Na quinta e mais recente temporada, Bojack participa numa série dentro da série e, no meio de um delírio intoxicado, tenta estrangular a sua co-protagonista durante as filmagens. A pedido dela, o caso é abafado, com o fumo e espelhos das Relações Públicas. “Se houvesse justiça, ias parar à prisão”, explica-lhe, “mas eu não quero ficar conhecida apenas como a mulher que foi estrangulada pelo Bojack Horseman”. É complicado, como diria a Procuradora. Por vezes as pessoas devem x, mas fazem y, mesmo quando há motivos para z.
Muitas das nossas participações neste tipo de debates “controversos” resumem-se a procurar e encontrar, com mal contida satisfação disfarçada de escândalo, as versões mais simples de algo que já sentimos forte inclinação para elogiar ou criticar. Bojack Horseman usa a complexidade como mecanismo narrativo, não para instrumentalizar a sua utilidade circunstancial para as nossas posições prévias, mas para mostrar que os próprios hábitos televisivos formataram uma maneira de dividir a realidade entre os protagonistas (que têm sempre algo a perder, mesmo que raramente o percam) e os meros figurantes (os que não merecem protagonismo, mas o procuram). Uma complexidade que nos mostra como algumas pessoas definem os parâmetros da realidade e outras procuram o refúgio possível nos interstícios dessas definições; que nos mostra os sistemas que muitas vezes fazem da cumplicidade colateral a opção menos penosa. Nem sempre é fácil determinar o que é simples e o que é complicado, nem o que é verdade e o que não é; mas identificar com o devido cepticismo a verdade que preferimos à partida devia ser menos complicado.

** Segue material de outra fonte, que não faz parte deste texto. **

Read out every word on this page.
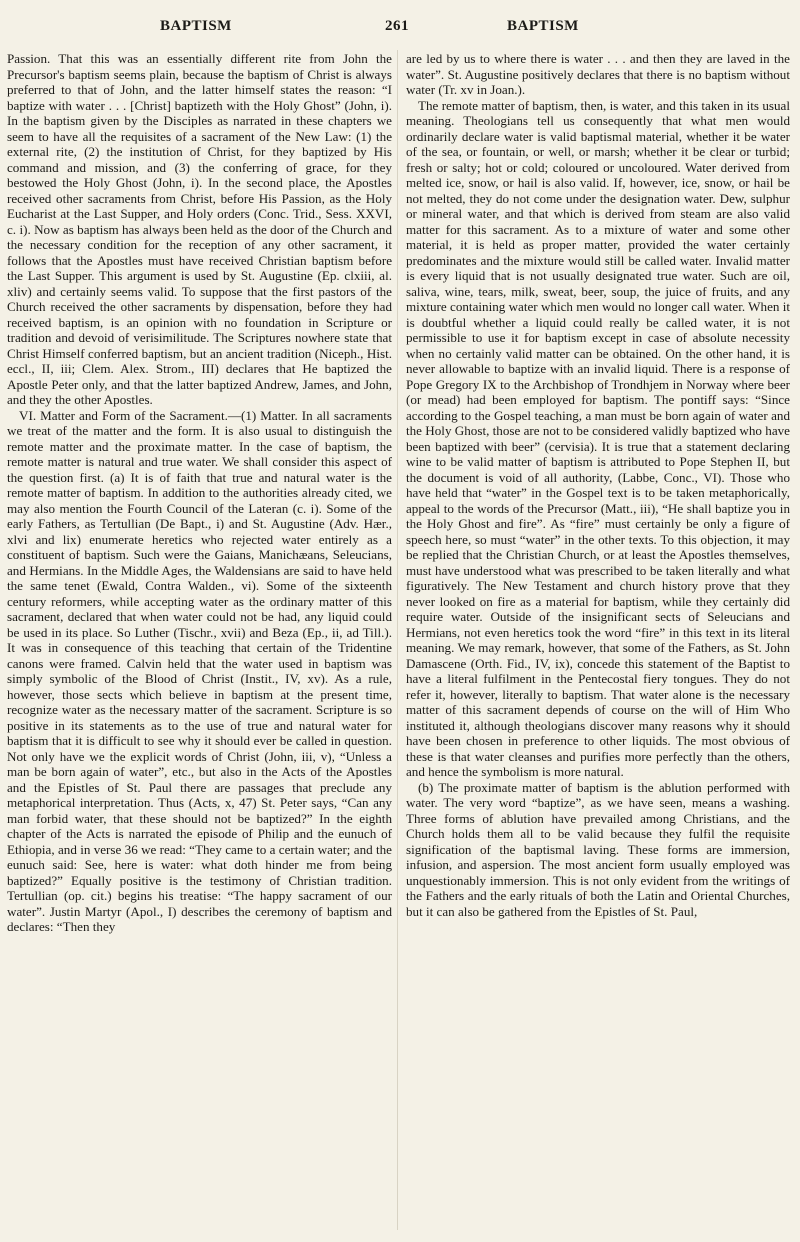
BAPTISM	261	BAPTISM

Passion. That this was an essentially different rite from John the Precursor's baptism seems plain, because the baptism of Christ is always preferred to that of John, and the latter himself states the reason: “I baptize with water . . . [Christ] baptizeth with the Holy Ghost” (John, i). In the baptism given by the Disciples as narrated in these chapters we seem to have all the requisites of a sacrament of the New Law: (1) the external rite, (2) the institution of Christ, for they baptized by His command and mission, and (3) the conferring of grace, for they bestowed the Holy Ghost (John, i). In the second place, the Apostles received other sacraments from Christ, before His Passion, as the Holy Eucharist at the Last Supper, and Holy orders (Conc. Trid., Sess. XXVI, c. i). Now as baptism has always been held as the door of the Church and the necessary condition for the reception of any other sacrament, it follows that the Apostles must have received Christian baptism before the Last Supper. This argument is used by St. Augustine (Ep. clxiii, al. xliv) and certainly seems valid. To suppose that the first pastors of the Church received the other sacraments by dispensation, before they had received baptism, is an opinion with no foundation in Scripture or tradition and devoid of verisimilitude. The Scriptures nowhere state that Christ Himself conferred baptism, but an ancient tradition (Niceph., Hist. eccl., II, iii; Clem. Alex. Strom., III) declares that He baptized the Apostle Peter only, and that the latter baptized Andrew, James, and John, and they the other Apostles.

VI. Matter and Form of the Sacrament.—(1) Matter. In all sacraments we treat of the matter and the form. It is also usual to distinguish the remote matter and the proximate matter. In the case of baptism, the remote matter is natural and true water. We shall consider this aspect of the question first. (a) It is of faith that true and natural water is the remote matter of baptism. In addition to the authorities already cited, we may also mention the Fourth Council of the Lateran (c. i). Some of the early Fathers, as Tertullian (De Bapt., i) and St. Augustine (Adv. Hær., xlvi and lix) enumerate heretics who rejected water entirely as a constituent of baptism. Such were the Gaians, Manichæans, Seleucians, and Hermians. In the Middle Ages, the Waldensians are said to have held the same tenet (Ewald, Contra Walden., vi). Some of the sixteenth century reformers, while accepting water as the ordinary matter of this sacrament, declared that when water could not be had, any liquid could be used in its place. So Luther (Tischr., xvii) and Beza (Ep., ii, ad Till.). It was in consequence of this teaching that certain of the Tridentine canons were framed. Calvin held that the water used in baptism was simply symbolic of the Blood of Christ (Instit., IV, xv). As a rule, however, those sects which believe in baptism at the present time, recognize water as the necessary matter of the sacrament. Scripture is so positive in its statements as to the use of true and natural water for baptism that it is difficult to see why it should ever be called in question. Not only have we the explicit words of Christ (John, iii, v), “Unless a man be born again of water”, etc., but also in the Acts of the Apostles and the Epistles of St. Paul there are passages that preclude any metaphorical interpretation. Thus (Acts, x, 47) St. Peter says, “Can any man forbid water, that these should not be baptized?” In the eighth chapter of the Acts is narrated the episode of Philip and the eunuch of Ethiopia, and in verse 36 we read: “They came to a certain water; and the eunuch said: See, here is water: what doth hinder me from being baptized?” Equally positive is the testimony of Christian tradition. Tertullian (op. cit.) begins his treatise: “The happy sacrament of our water”. Justin Martyr (Apol., I) describes the ceremony of baptism and declares: “Then they

are led by us to where there is water . . . and then they are laved in the water”. St. Augustine positively declares that there is no baptism without water (Tr. xv in Joan.).

The remote matter of baptism, then, is water, and this taken in its usual meaning. Theologians tell us consequently that what men would ordinarily declare water is valid baptismal material, whether it be water of the sea, or fountain, or well, or marsh; whether it be clear or turbid; fresh or salty; hot or cold; coloured or uncoloured. Water derived from melted ice, snow, or hail is also valid. If, however, ice, snow, or hail be not melted, they do not come under the designation water. Dew, sulphur or mineral water, and that which is derived from steam are also valid matter for this sacrament. As to a mixture of water and some other material, it is held as proper matter, provided the water certainly predominates and the mixture would still be called water. Invalid matter is every liquid that is not usually designated true water. Such are oil, saliva, wine, tears, milk, sweat, beer, soup, the juice of fruits, and any mixture containing water which men would no longer call water. When it is doubtful whether a liquid could really be called water, it is not permissible to use it for baptism except in case of absolute necessity when no certainly valid matter can be obtained. On the other hand, it is never allowable to baptize with an invalid liquid. There is a response of Pope Gregory IX to the Archbishop of Trondhjem in Norway where beer (or mead) had been employed for baptism. The pontiff says: “Since according to the Gospel teaching, a man must be born again of water and the Holy Ghost, those are not to be considered validly baptized who have been baptized with beer” (cervisia). It is true that a statement declaring wine to be valid matter of baptism is attributed to Pope Stephen II, but the document is void of all authority, (Labbe, Conc., VI). Those who have held that “water” in the Gospel text is to be taken metaphorically, appeal to the words of the Precursor (Matt., iii), “He shall baptize you in the Holy Ghost and fire”. As “fire” must certainly be only a figure of speech here, so must “water” in the other texts. To this objection, it may be replied that the Christian Church, or at least the Apostles themselves, must have understood what was prescribed to be taken literally and what figuratively. The New Testament and church history prove that they never looked on fire as a material for baptism, while they certainly did require water. Outside of the insignificant sects of Seleucians and Hermians, not even heretics took the word “fire” in this text in its literal meaning. We may remark, however, that some of the Fathers, as St. John Damascene (Orth. Fid., IV, ix), concede this statement of the Baptist to have a literal fulfilment in the Pentecostal fiery tongues. They do not refer it, however, literally to baptism. That water alone is the necessary matter of this sacrament depends of course on the will of Him Who instituted it, although theologians discover many reasons why it should have been chosen in preference to other liquids. The most obvious of these is that water cleanses and purifies more perfectly than the others, and hence the symbolism is more natural.

(b) The proximate matter of baptism is the ablution performed with water. The very word “baptize”, as we have seen, means a washing. Three forms of ablution have prevailed among Christians, and the Church holds them all to be valid because they fulfil the requisite signification of the baptismal laving. These forms are immersion, infusion, and aspersion. The most ancient form usually employed was unquestionably immersion. This is not only evident from the writings of the Fathers and the early rituals of both the Latin and Oriental Churches, but it can also be gathered from the Epistles of St. Paul,
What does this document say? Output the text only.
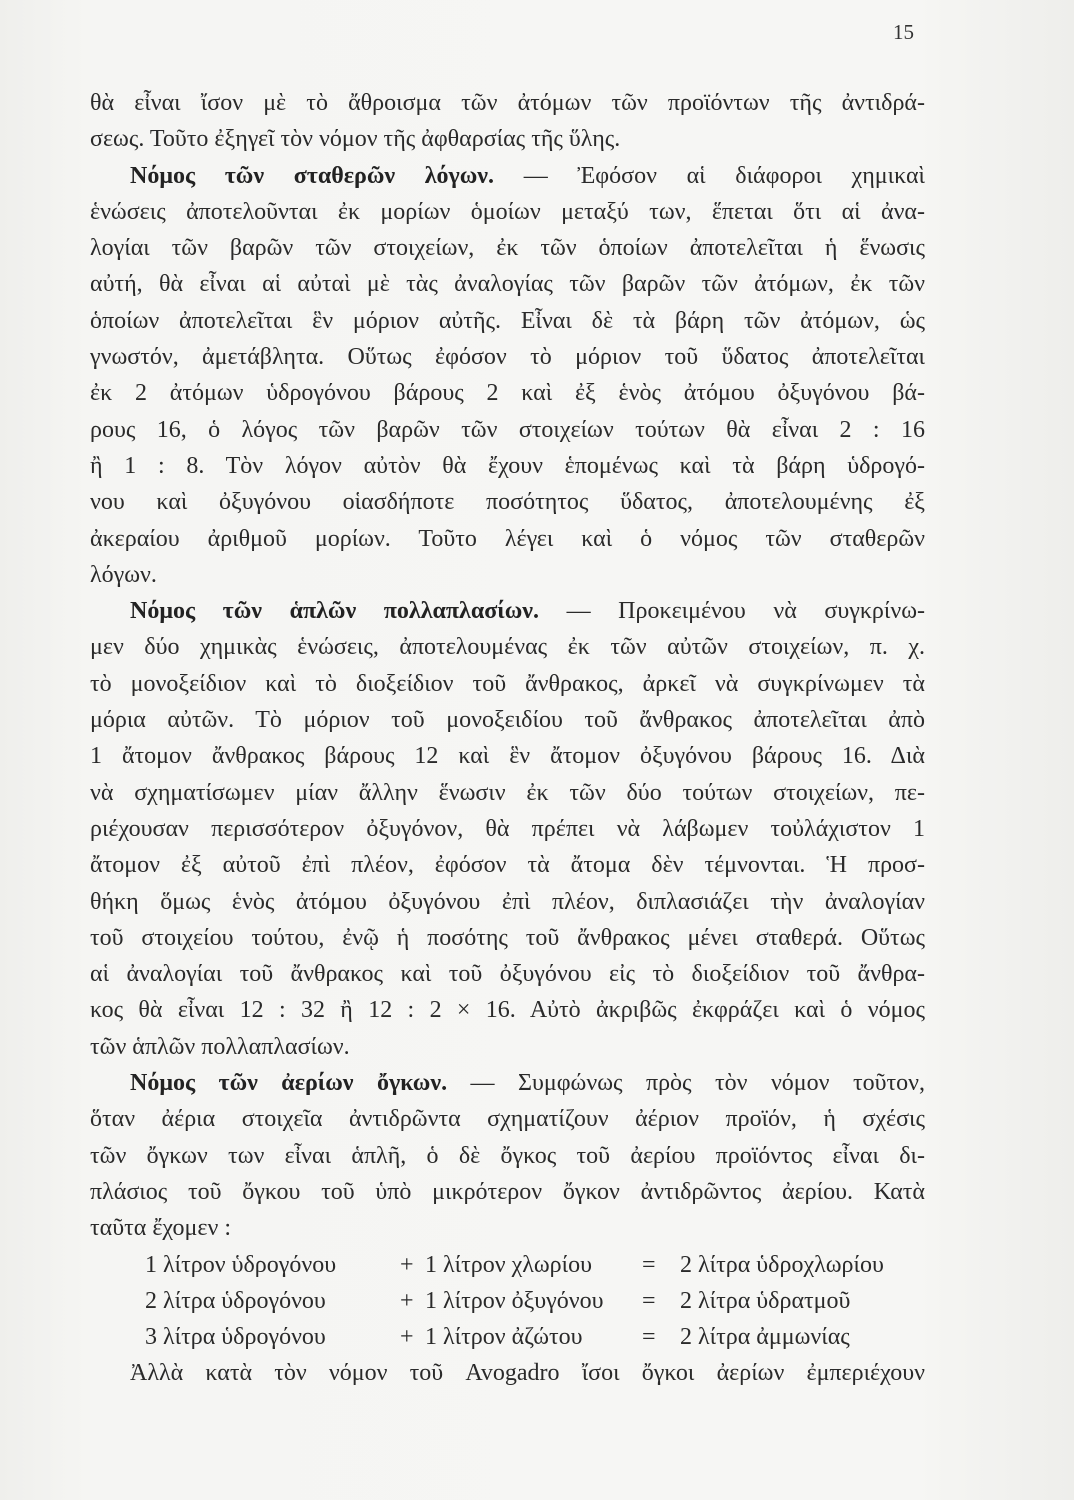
15
θὰ εἶναι ἴσον μὲ τὸ ἄθροισμα τῶν ἀτόμων τῶν προϊόντων τῆς ἀντιδρά-
σεως. Τοῦτο ἐξηγεῖ τὸν νόμον τῆς ἀφθαρσίας τῆς ὕλης.
Νόμος τῶν σταθερῶν λόγων. — Ἐφόσον αἱ διάφοροι χημικαὶ
ἑνώσεις ἀποτελοῦνται ἐκ μορίων ὁμοίων μεταξύ των, ἕπεται ὅτι αἱ ἀνα-
λογίαι τῶν βαρῶν τῶν στοιχείων, ἐκ τῶν ὁποίων ἀποτελεῖται ἡ ἕνωσις
αὐτή, θὰ εἶναι αἱ αὐταὶ μὲ τὰς ἀναλογίας τῶν βαρῶν τῶν ἀτόμων, ἐκ τῶν
ὁποίων ἀποτελεῖται ἓν μόριον αὐτῆς. Εἶναι δὲ τὰ βάρη τῶν ἀτόμων, ὡς
γνωστόν, ἀμετάβλητα. Οὕτως ἐφόσον τὸ μόριον τοῦ ὕδατος ἀποτελεῖται
ἐκ 2 ἀτόμων ὑδρογόνου βάρους 2 καὶ ἐξ ἑνὸς ἀτόμου ὀξυγόνου βά-
ρους 16, ὁ λόγος τῶν βαρῶν τῶν στοιχείων τούτων θὰ εἶναι 2 : 16
ἢ 1 : 8. Τὸν λόγον αὐτὸν θὰ ἔχουν ἑπομένως καὶ τὰ βάρη ὑδρογό-
νου καὶ ὀξυγόνου οἱασδήποτε ποσότητος ὕδατος, ἀποτελουμένης ἐξ
ἀκεραίου ἀριθμοῦ μορίων. Τοῦτο λέγει καὶ ὁ νόμος τῶν σταθερῶν
λόγων.
Νόμος τῶν ἁπλῶν πολλαπλασίων. — Προκειμένου νὰ συγκρίνω-
μεν δύο χημικὰς ἑνώσεις, ἀποτελουμένας ἐκ τῶν αὐτῶν στοιχείων, π. χ.
τὸ μονοξείδιον καὶ τὸ διοξείδιον τοῦ ἄνθρακος, ἀρκεῖ νὰ συγκρίνωμεν τὰ
μόρια αὐτῶν. Τὸ μόριον τοῦ μονοξειδίου τοῦ ἄνθρακος ἀποτελεῖται ἀπὸ
1 ἄτομον ἄνθρακος βάρους 12 καὶ ἓν ἄτομον ὀξυγόνου βάρους 16. Διὰ
νὰ σχηματίσωμεν μίαν ἄλλην ἕνωσιν ἐκ τῶν δύο τούτων στοιχείων, πε-
ριέχουσαν περισσότερον ὀξυγόνον, θὰ πρέπει νὰ λάβωμεν τοὐλάχιστον 1
ἄτομον ἐξ αὐτοῦ ἐπὶ πλέον, ἐφόσον τὰ ἄτομα δὲν τέμνονται. Ἡ προσ-
θήκη ὅμως ἑνὸς ἀτόμου ὀξυγόνου ἐπὶ πλέον, διπλασιάζει τὴν ἀναλογίαν
τοῦ στοιχείου τούτου, ἐνῷ ἡ ποσότης τοῦ ἄνθρακος μένει σταθερά. Οὕτως
αἱ ἀναλογίαι τοῦ ἄνθρακος καὶ τοῦ ὀξυγόνου εἰς τὸ διοξείδιον τοῦ ἄνθρα-
κος θὰ εἶναι 12 : 32 ἢ 12 : 2 × 16. Αὐτὸ ἀκριβῶς ἐκφράζει καὶ ὁ νόμος
τῶν ἁπλῶν πολλαπλασίων.
Νόμος τῶν ἀερίων ὄγκων. — Συμφώνως πρὸς τὸν νόμον τοῦτον,
ὅταν ἀέρια στοιχεῖα ἀντιδρῶντα σχηματίζουν ἀέριον προϊόν, ἡ σχέσις
τῶν ὄγκων των εἶναι ἁπλῆ, ὁ δὲ ὄγκος τοῦ ἀερίου προϊόντος εἶναι δι-
πλάσιος τοῦ ὄγκου τοῦ ὑπὸ μικρότερον ὄγκον ἀντιδρῶντος ἀερίου. Κατὰ
ταῦτα ἔχομεν :
1 λίτρον ὑδρογόνου	+ 1 λίτρον χλωρίου = 2 λίτρα ὑδροχλωρίου
2 λίτρα ὑδρογόνου	+ 1 λίτρον ὀξυγόνου = 2 λίτρα ὑδρατμοῦ
3 λίτρα ὑδρογόνου	+ 1 λίτρον ἀζώτου = 2 λίτρα ἀμμωνίας
Ἀλλὰ κατὰ τὸν νόμον τοῦ Avogadro ἴσοι ὄγκοι ἀερίων ἐμπεριέχουν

Uma antiga curta-metragem de W. C. Fields, O Copo de Cerveja Fatal, mostra um pioneiro à mesa, numa rústica cabana no Alasca. Seis ou sete vezes, o pioneiro levanta-se, abre a porta e queixa-se do mau tempo: “Isto não é tempo para pessoas nem para animais!” Sempre que o faz, sopra uma revoada de vento, e uma carga de neve atinge-o em cheio na cara. É o método ideal para fazer reportagens sobre fenómenos meteorológicos, e a lição foi aprendida pela CNN, que envia os seus intrépidos repórteres para o exterior sempre que lhes aparece o seu próprio furacão no horizonte (nesta semana foi o Michael). O repórter materializa-se numa rua deserta, amarrado com cordas a um sinal de trânsito para não ser arrastado pelo vento. “Isto não é tempo para pessoas nem animais!”, informa-nos com simplicidade, enquanto se tenta desviar de rajadas de triciclos, cães e contentores do lixo, e é impiedosamente esbofeteado por chuva horizontal. Isto sim, é informação que conseguiu encontrar aquilo que procurava.